Minimal modern exploration has occurred in the Carolina Slate Belt, generally due to previous complex land tenure. Gold was discovered in Champion Hills in the early 1800’s, with small scale production from many small operations. Mining continued in the area through the 1930’s depression era. Noranda explored Champion Hills for shallow, open-pit gold deposits from 1989 to 1992, completing 23 core holes totalling 2,936 meters. This drilling encountered multiple drill intercepts averaging over 0.5 to 1.3 g/t Au over long intervals, including several holes that were abandoned in mineralization at depth (see news release issued September 7th, 2010)

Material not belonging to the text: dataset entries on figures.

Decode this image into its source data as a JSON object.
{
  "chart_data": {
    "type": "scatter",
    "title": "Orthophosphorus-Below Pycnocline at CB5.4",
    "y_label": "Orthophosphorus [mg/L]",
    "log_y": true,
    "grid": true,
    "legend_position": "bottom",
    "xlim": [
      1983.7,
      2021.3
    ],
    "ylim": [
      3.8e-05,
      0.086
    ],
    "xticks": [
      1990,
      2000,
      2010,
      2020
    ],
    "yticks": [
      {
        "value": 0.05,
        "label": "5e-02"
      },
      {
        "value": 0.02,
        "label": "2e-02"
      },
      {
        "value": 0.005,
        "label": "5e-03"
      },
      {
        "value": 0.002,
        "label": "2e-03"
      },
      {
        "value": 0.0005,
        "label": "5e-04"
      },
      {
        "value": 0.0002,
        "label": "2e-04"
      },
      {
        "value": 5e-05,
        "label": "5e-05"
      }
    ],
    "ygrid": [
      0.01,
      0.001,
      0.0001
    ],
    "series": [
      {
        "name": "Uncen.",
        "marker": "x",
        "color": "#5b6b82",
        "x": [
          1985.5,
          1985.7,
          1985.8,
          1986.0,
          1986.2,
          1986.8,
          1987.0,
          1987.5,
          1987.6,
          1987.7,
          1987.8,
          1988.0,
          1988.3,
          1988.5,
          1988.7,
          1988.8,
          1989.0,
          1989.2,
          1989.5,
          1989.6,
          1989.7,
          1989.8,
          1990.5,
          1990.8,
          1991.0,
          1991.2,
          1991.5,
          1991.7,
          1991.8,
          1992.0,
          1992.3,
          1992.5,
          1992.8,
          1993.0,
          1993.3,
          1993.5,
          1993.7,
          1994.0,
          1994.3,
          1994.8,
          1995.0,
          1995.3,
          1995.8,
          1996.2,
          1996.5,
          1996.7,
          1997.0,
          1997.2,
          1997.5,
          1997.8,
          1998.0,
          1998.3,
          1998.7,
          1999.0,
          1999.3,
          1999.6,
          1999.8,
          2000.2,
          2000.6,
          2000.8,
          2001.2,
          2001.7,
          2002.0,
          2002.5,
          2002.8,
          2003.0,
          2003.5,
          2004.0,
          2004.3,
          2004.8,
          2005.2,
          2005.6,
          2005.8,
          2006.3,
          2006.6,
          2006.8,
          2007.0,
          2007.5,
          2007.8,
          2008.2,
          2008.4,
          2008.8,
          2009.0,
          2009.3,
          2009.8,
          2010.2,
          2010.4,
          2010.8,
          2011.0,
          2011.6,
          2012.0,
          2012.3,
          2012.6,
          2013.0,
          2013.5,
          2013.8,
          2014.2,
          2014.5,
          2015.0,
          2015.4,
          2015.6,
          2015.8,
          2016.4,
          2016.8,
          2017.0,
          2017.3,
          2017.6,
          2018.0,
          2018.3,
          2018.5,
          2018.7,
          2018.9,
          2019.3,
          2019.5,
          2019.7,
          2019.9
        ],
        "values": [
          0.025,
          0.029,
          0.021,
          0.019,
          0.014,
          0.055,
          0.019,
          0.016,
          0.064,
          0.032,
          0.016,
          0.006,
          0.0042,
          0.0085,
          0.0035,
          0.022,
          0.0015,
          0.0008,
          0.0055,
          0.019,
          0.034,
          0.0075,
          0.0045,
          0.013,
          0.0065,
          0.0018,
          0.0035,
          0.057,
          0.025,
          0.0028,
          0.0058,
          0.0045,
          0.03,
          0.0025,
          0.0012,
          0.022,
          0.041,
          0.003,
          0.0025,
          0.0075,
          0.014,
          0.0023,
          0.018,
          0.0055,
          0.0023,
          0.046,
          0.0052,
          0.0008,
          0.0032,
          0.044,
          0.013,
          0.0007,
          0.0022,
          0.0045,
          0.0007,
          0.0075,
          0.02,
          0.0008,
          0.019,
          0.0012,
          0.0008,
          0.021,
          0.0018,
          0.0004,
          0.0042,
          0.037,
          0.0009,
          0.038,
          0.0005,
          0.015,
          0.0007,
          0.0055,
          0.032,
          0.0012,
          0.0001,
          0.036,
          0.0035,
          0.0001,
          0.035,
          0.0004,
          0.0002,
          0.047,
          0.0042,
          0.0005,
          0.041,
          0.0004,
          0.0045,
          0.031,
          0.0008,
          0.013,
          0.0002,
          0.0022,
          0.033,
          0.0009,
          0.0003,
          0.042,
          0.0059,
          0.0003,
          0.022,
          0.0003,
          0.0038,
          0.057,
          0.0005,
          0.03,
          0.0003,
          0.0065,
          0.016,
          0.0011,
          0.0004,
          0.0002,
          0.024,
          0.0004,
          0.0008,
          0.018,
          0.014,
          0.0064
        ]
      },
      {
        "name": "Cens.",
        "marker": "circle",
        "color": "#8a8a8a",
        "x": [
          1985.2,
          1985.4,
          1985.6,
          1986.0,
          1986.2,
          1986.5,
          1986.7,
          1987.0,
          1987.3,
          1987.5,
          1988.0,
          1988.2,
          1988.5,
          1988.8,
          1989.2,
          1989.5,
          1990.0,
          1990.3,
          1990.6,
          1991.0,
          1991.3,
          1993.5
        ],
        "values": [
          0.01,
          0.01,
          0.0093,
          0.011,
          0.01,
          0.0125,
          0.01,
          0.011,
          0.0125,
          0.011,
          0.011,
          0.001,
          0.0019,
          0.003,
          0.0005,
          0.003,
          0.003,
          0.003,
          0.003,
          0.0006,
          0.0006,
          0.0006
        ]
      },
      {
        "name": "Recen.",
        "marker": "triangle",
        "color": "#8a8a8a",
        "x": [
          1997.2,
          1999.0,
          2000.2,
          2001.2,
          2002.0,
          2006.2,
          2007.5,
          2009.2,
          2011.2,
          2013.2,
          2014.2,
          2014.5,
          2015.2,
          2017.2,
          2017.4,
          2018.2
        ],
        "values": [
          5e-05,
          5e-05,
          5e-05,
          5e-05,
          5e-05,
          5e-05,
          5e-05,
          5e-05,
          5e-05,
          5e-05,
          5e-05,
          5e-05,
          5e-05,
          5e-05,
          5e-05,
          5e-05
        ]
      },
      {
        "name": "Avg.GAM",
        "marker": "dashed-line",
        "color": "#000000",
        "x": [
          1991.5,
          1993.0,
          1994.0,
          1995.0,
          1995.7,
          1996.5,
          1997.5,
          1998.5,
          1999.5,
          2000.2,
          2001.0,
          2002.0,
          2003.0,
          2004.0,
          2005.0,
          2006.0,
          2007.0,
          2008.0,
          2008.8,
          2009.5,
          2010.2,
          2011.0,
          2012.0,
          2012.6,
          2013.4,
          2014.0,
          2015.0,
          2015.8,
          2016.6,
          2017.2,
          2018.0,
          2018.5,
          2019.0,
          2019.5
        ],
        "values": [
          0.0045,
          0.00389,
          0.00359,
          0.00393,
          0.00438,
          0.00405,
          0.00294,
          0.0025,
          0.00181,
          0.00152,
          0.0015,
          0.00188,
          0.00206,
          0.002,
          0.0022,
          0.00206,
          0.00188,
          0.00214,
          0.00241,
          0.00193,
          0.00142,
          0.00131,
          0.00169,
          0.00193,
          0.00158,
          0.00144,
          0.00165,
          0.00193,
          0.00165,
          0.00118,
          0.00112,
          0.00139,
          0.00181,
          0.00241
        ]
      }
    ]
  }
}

Revolution’s exploration program at Champion Hills is performed under the supervision of Robert McLeod, P.Geo, a Director of Revolution and a Qualified Person as defined by NI 43-101. Drill cores are cut in half using a diamond saw, with one half placed in sealed bags, and delivered to ALS-Chemex facilities in Reno, Nevada. A sample quality control/quality assurance program utilizing standards and blanks, as well as third-party check labs has been implemented. Contents of this release were prepared by and approved for release by Mr. McLeod.
ON BEHALF OF THE BOARD
President, CEO and Director
Manager, Investor Relations
President, CEO and Director
Forward-Looking Statements: This News Release may contain certain "forward-looking" statements and information relating to Revolution which are based on the beliefs of Revolution management, including without limitation intended exploration programs, as well as assumptions made by and information currently available to Revolution management. Such statements reflect the current risks, uncertainties and assumptions related to certain factors including, without limitation, exploration and development risks, expenditure and financing requirements, title matters, operating hazards, metal prices, political and economic factors, competitive factors, general economic conditions, relationships with vendors and strategic partners, governmental regulation and supervision, seasonality, technological change, industry practices, and one-time events. Should any one or more of these risks or uncertainties materialize or change, or should any underlying assumptions prove incorrect, actual results may vary materially from those described herein.